One time, in band camp...................


----------



## BrokenPins (Feb 10, 2013)

Many times, tho oddly mostly during mountain biking, driving, wheeling my jeep, etc... I used to be an idiot with stuff like that (and seatbelts, helmets, and so on) but now I definitely protect my eyes- most things I enjoy rely heavily upon them  An impact rated pair of sunglasses is a solid investment if you spend much time outside.

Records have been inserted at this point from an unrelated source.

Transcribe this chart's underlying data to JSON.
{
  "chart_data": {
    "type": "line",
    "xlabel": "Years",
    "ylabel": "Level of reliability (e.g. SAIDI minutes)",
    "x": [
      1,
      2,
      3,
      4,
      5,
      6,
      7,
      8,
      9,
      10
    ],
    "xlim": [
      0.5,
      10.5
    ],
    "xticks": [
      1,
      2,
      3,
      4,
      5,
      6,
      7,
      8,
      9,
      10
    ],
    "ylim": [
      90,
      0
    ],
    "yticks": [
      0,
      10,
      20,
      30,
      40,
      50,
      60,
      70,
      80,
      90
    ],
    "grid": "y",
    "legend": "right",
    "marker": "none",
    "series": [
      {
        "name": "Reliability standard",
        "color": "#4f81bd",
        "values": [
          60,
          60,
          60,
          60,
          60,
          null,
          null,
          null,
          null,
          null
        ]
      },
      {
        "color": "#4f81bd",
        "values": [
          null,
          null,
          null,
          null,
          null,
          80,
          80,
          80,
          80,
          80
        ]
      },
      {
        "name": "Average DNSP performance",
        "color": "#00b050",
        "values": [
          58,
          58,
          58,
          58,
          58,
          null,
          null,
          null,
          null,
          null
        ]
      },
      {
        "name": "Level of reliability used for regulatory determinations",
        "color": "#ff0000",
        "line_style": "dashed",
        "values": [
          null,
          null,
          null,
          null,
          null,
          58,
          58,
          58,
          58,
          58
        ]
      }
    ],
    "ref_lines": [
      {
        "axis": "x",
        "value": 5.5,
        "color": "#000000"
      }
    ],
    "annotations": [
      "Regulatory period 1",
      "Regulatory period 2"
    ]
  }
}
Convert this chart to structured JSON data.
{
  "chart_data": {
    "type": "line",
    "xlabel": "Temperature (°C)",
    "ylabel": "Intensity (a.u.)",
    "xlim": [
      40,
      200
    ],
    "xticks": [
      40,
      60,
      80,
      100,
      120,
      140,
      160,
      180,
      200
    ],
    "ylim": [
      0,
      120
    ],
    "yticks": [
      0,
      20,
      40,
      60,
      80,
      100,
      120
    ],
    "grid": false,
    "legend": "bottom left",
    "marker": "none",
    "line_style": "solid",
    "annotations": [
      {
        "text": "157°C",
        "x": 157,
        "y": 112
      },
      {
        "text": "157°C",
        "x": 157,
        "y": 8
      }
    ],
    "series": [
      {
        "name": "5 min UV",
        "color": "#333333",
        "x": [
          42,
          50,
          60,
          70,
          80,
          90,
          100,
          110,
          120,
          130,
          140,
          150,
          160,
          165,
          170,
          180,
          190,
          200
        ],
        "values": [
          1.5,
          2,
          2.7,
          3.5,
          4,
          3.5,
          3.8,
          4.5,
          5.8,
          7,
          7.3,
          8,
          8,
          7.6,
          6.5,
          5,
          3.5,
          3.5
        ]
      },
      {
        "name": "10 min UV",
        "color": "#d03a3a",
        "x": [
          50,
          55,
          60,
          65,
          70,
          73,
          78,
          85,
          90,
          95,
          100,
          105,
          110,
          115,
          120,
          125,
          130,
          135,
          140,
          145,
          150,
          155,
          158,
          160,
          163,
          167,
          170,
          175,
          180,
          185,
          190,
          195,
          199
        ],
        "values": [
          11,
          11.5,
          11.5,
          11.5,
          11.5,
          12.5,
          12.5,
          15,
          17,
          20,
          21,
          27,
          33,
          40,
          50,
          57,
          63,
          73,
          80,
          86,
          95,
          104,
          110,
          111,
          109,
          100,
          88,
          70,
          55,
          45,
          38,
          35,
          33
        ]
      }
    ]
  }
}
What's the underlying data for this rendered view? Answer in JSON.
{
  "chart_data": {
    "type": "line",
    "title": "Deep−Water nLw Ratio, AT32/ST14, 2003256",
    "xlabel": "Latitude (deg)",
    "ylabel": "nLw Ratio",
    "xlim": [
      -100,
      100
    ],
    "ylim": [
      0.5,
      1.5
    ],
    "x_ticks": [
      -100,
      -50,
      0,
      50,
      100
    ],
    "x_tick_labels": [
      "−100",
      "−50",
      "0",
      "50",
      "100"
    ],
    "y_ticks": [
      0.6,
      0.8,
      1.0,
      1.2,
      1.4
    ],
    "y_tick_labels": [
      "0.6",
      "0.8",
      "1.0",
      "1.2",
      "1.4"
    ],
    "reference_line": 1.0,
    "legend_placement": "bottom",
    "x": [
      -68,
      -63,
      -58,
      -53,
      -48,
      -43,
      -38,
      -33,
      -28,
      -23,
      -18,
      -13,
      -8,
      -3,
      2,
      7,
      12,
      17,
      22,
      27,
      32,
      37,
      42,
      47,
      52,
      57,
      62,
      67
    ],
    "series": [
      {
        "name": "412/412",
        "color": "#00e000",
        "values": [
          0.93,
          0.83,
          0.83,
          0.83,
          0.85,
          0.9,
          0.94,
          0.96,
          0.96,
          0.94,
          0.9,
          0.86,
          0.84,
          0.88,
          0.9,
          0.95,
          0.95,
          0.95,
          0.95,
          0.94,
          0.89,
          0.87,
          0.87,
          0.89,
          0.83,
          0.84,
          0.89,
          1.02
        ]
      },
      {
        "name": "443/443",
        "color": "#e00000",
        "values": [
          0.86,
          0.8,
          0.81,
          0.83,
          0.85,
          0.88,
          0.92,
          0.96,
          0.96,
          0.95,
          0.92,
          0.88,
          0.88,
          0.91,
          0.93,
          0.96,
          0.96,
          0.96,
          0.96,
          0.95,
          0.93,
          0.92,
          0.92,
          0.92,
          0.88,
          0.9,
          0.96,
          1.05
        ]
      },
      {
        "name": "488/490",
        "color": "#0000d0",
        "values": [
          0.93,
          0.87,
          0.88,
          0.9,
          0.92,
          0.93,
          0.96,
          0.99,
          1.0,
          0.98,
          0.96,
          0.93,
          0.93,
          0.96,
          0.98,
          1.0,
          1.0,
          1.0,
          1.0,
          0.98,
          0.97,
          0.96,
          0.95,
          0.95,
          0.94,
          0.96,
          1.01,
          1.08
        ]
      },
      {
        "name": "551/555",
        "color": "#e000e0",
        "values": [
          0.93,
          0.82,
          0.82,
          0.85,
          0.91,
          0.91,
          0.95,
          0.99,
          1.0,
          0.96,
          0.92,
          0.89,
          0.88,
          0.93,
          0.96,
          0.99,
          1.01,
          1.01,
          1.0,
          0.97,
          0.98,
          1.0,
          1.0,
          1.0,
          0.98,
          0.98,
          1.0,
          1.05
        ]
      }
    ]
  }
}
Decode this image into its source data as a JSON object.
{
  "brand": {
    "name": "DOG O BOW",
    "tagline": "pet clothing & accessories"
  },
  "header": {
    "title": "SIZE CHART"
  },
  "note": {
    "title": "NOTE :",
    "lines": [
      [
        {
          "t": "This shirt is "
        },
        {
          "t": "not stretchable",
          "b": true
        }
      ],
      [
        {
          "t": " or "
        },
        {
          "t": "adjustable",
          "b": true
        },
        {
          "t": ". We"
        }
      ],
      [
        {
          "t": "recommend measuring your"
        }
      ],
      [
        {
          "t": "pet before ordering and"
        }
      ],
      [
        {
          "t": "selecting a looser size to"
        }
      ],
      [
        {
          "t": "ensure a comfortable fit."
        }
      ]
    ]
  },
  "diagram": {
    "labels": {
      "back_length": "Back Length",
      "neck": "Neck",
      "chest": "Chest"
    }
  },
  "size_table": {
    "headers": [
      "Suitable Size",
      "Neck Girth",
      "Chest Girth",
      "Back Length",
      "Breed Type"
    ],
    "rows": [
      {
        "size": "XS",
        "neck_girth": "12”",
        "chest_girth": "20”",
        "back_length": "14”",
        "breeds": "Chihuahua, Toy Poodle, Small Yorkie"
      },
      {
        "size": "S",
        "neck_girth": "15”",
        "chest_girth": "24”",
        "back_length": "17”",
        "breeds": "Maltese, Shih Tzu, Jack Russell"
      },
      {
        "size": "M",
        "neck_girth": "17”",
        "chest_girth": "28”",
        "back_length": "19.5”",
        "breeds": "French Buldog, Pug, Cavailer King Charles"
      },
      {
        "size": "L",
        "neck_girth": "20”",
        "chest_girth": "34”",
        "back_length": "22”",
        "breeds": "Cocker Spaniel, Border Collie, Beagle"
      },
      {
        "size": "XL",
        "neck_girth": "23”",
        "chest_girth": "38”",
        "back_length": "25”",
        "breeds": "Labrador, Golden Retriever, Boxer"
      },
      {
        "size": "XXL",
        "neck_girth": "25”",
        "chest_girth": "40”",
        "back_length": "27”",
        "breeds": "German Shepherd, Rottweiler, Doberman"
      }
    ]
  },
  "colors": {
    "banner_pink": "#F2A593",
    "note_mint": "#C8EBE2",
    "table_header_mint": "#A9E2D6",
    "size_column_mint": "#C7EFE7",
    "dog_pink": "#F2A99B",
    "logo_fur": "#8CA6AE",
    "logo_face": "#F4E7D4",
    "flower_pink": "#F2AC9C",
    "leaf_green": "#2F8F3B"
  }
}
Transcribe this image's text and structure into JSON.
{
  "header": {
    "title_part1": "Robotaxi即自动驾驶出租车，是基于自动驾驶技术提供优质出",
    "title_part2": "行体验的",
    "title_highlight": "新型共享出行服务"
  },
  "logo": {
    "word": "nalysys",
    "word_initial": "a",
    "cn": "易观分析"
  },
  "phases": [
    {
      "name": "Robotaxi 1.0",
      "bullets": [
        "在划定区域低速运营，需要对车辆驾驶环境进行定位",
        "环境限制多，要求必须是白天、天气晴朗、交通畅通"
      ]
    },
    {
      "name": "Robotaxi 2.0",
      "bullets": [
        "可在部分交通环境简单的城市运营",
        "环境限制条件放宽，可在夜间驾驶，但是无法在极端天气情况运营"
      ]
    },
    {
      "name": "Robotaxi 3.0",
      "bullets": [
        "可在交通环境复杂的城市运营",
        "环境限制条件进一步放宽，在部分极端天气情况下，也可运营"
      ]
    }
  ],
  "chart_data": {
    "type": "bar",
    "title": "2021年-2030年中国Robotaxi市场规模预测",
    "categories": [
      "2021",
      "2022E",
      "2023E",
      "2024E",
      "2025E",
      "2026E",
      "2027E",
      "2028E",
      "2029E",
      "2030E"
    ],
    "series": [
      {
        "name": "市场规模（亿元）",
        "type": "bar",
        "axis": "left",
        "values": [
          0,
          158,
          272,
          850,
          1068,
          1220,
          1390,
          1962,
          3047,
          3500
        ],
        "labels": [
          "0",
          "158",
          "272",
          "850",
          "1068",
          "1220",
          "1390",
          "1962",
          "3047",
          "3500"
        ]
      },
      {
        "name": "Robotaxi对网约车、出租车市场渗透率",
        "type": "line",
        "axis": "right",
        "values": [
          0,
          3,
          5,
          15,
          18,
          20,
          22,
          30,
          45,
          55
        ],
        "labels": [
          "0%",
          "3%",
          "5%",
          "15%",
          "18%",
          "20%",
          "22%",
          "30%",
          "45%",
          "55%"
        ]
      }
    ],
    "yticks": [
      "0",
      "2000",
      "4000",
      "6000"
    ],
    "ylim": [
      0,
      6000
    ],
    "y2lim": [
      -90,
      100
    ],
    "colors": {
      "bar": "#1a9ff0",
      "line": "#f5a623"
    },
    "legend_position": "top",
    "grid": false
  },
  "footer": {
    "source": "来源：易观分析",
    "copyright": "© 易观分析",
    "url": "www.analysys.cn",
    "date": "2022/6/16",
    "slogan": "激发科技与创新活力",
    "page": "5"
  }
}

As to slingshots and safety glasses- I see a whole lot of potential for things to go wrong. The power source is a wear item that can catastrophically fail; I'd feel safer shooting any of my firearms without eye protection. But I don't unless I'm hunting and even then, well if not raining I wear the shades mentioned above. For woodworking or shooting, harbor freight sells basic polycarb glasses for 99¢ on sale - I don't know anywhere I can get a spare eyeball installed cheaper.

Why risk it? Even with them on you aren't guaranteed to avoid injury, but with typical SS power levels I think the odds are well in your favor. Not a gamble I'm willing to take, but I have learned opinions vary greatly.


----------



## flipgun (Nov 14, 2012)

Twice. When I first started shooting again, I shot at a target that I had hung on a hollow core door on a shed. I missed the target and the ball bounced straight back and hit dead in the middle of my aiming lens.

The second time was when I was using a robe hook as a fork. It was ok while using light bands. But I tubed up heavy and after about a hundred shots, the metal fatigued and broke off. The whole fork slammed into my lens, skipped off and cut my cheek. Oh Yeah! I'm BIG on safety glasses.


----------